Миледи Клерик приняла д’Артаньяна с важностью. Дом ее был замечательно великолепен; и хотя в то время большая часть англичан по причине войны выехали или намеревались выехать из Франции, миледи делала в своем доме новые расходы, что доказывало, что причина, заставлявшая всех англичан выезжать, не относилась к ней.
– Вы видите, – сказал лорд Винтер, представляя д’Артаньяна своей сестре, – молодого дворянина, который имел в своих руках мою жизнь и не воспользовался этим, хотя мы были враги вдвойне; потому что я его оскорбил и потому что я англичанин. Поблагодарите его, если вы сколько-нибудь дружны со мной.
Миледи нахмурила слегка брови, на ее лице показалось едва заметное облачко и такая странная улыбка, что молодой человек, заметив все это, почувствовал какую-то дрожь.
Брат ее ничего этого не заметил: он играл с обезьяной, которая дернула его за платье.
– Милости просим, – сказала миледи каким-то приятным голосом, несогласным с выражением лица ее. – Вы приобрели сегодня право на вечную мою признательность.
Англичанин рассказал о дуэли со всеми подробностями. Миледи слушала его с большим вниманием; но, как она ни старалась притвориться, заметно было, что этот рассказ был ей неприятен. Кровь приливала к голове ее, и ножка нетерпеливо двигалась под ее платьем.
Лорд Винтер не замечал ничего этого. Кончив рассказ, он подошел к столу, на котором стояла на подносе бутылка испанского вина и стаканы. Он налил два стакана и знаком предложил один из них д’Артаньяну.
Д’Артаньян знал, что отказать англичанину пить с ним – значит обидеть его. Он подошел к столу и взял стакан. Между тем он не терял из виду миледи, и в зеркале заметил в ней перемену. Она думала, что никто ее не видит, и потому не скрывала чувства жестокости, обнаружившегося на лице ее; она с усилием грызла платок зубами.

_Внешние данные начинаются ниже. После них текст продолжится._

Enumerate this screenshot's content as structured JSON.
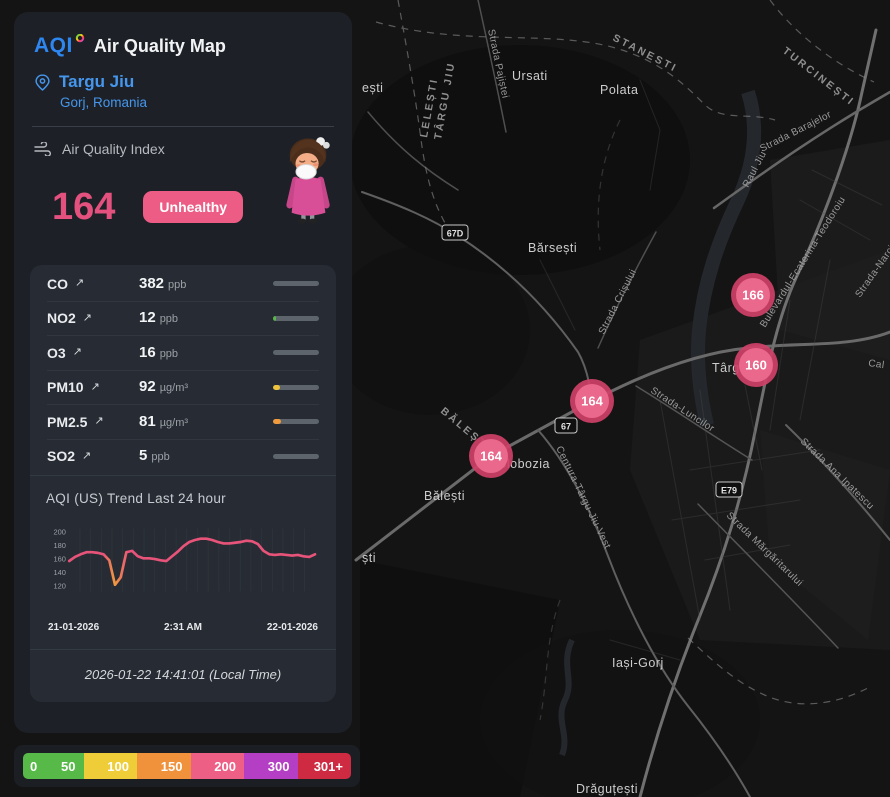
{
  "panel": {
    "logo_text": "AQI",
    "title": "Air Quality Map",
    "location": {
      "city": "Targu Jiu",
      "region": "Gorj, Romania"
    },
    "aqi_section_label": "Air Quality Index",
    "aqi_value": "164",
    "aqi_status": "Unhealthy",
    "trend_arrow": "↗",
    "pollutants": [
      {
        "name": "CO",
        "value": "382",
        "unit": "ppb",
        "fill_pct": 0,
        "fill_color": "#5d646c"
      },
      {
        "name": "NO2",
        "value": "12",
        "unit": "ppb",
        "fill_pct": 7,
        "fill_color": "#57b947"
      },
      {
        "name": "O3",
        "value": "16",
        "unit": "ppb",
        "fill_pct": 0,
        "fill_color": "#5d646c"
      },
      {
        "name": "PM10",
        "value": "92",
        "unit": "µg/m³",
        "fill_pct": 16,
        "fill_color": "#eec43d"
      },
      {
        "name": "PM2.5",
        "value": "81",
        "unit": "µg/m³",
        "fill_pct": 18,
        "fill_color": "#ef9a3d"
      },
      {
        "name": "SO2",
        "value": "5",
        "unit": "ppb",
        "fill_pct": 0,
        "fill_color": "#5d646c"
      }
    ],
    "timestamp": "2026-01-22 14:41:01 (Local Time)"
  },
  "chart_data": {
    "type": "line",
    "title": "AQI (US) Trend Last 24 hour",
    "x_labels": [
      "21-01-2026",
      "2:31 AM",
      "22-01-2026"
    ],
    "yticks": [
      200,
      180,
      160,
      140,
      120
    ],
    "ylim": [
      112,
      205
    ],
    "values": [
      157,
      163,
      167,
      170,
      170,
      169,
      167,
      158,
      122,
      133,
      170,
      172,
      164,
      161,
      161,
      160,
      158,
      157,
      164,
      171,
      179,
      185,
      188,
      190,
      190,
      188,
      185,
      183,
      183,
      184,
      185,
      187,
      186,
      182,
      172,
      167,
      166,
      167,
      166,
      165,
      166,
      164,
      163,
      167
    ],
    "line_color": "#e8537a",
    "dip_color": "#f09a3e",
    "grid": "vertical"
  },
  "legend": {
    "segments": [
      {
        "color": "#57b947",
        "left_label": "0",
        "label": "50"
      },
      {
        "color": "#eecd39",
        "label": "100"
      },
      {
        "color": "#f0923c",
        "label": "150"
      },
      {
        "color": "#ee5f86",
        "label": "200"
      },
      {
        "color": "#b43fc4",
        "label": "300"
      },
      {
        "color": "#ce2b42",
        "label": "301+"
      }
    ]
  },
  "map": {
    "markers": [
      {
        "value": "166"
      },
      {
        "value": "160"
      },
      {
        "value": "164"
      },
      {
        "value": "164"
      }
    ],
    "places": {
      "ursati": "Ursati",
      "polata": "Polata",
      "barsesti": "Bărsești",
      "slobozia": "Slobozia",
      "balesti": "Bălești",
      "targu_jiu": "Târgu Jiu",
      "iasi_gorj": "Iași-Gorj",
      "dragutesti": "Drăguțești",
      "edge_esti": "ești",
      "edge_sti": "ști"
    },
    "boundaries": {
      "turcinesti": "TURCINEȘTI",
      "stanesti": "STANESTI",
      "lelesti": "LELEȘTI",
      "targu_jiu_b": "TÂRGU JIU",
      "balesti_b": "BĂLEȘTI"
    },
    "streets": {
      "pajistei": "Strada Pajiștei",
      "barajelor": "Strada Barajelor",
      "raul_jiu": "Raul Jiu",
      "bulevardul": "Bulevardul-Ecaterina-Teodoroiu",
      "crisului": "Strada Crișului",
      "luncilor": "Strada-Luncilor",
      "centura": "Centura-Târgu-Jiu-Vest",
      "margaritarului": "Strada Mărgăritarului",
      "ana_ipatescu": "Strada Ana Ipatescu",
      "narciselor": "Strada-Narci",
      "calea": "Cal"
    },
    "shields": {
      "s67d": "67D",
      "s67": "67",
      "e79": "E79"
    }
  }
}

В это время вошла знакомая уже д’Артаньяну субретка; она сказала по-английски несколько слов лорду Винтеру, который попросил у д’Артаньяна позволения оставить его, извиняясь важностью дела, для которого его позвали, и поручил сестре своей заниматься с ним.
Д’Артаньян пожал руку лорду Винтеру и подошел к миледи. Лицо ее очень быстро приняло приятное выражение, и только красные пятнышки на платке показывали, что она искусала себе губы до крови.
Губки ее были великолепны как коралл.
Разговор принял веселый оборот. Миледи казалась совершенно успокоенною. Она рассказала, что лорд Винтер не брат ей, что она была замужем за меньшим братом его, оставившим ее вдовой с ребенком, единственным наследником лорда Винтера, если он не женится. Все это показывало д’Артаньяну, что тут скрывается какая-то тайна, но он еще не понимал, что именно.
Впрочем, через полчаса д’Артаньян убедился, что миледи была его соотечественница: она говорила по-французски так чисто и изящно, что в этом нельзя было сомневаться.
Д’Артаньян рассыпался в вежливостях и уверял ее в своей преданности. На всю эту болтовню нашего гасконца миледи благосклонно улыбалась. Пора было домой. Д’Артаньян откланялся и вышел из ее гостиной счастливейшим человеком на свете.
На лестнице он встретил хорошенькую субретку, которая при встрече слегка толкнула его, и, покраснев до ушей, извинилась таким приятным голоском, что не было возможности сердиться.
На другой день д’Артаньян опять был там и был принят еще лучше, чем накануне; лорда Винтера не было дома, и миледи весь вечер занималась с ним. Казалось, что она принимала в нем большое участие, спрашивала, откуда он родом, кто его друзья и не намерен ли он поступить на службу к кардиналу.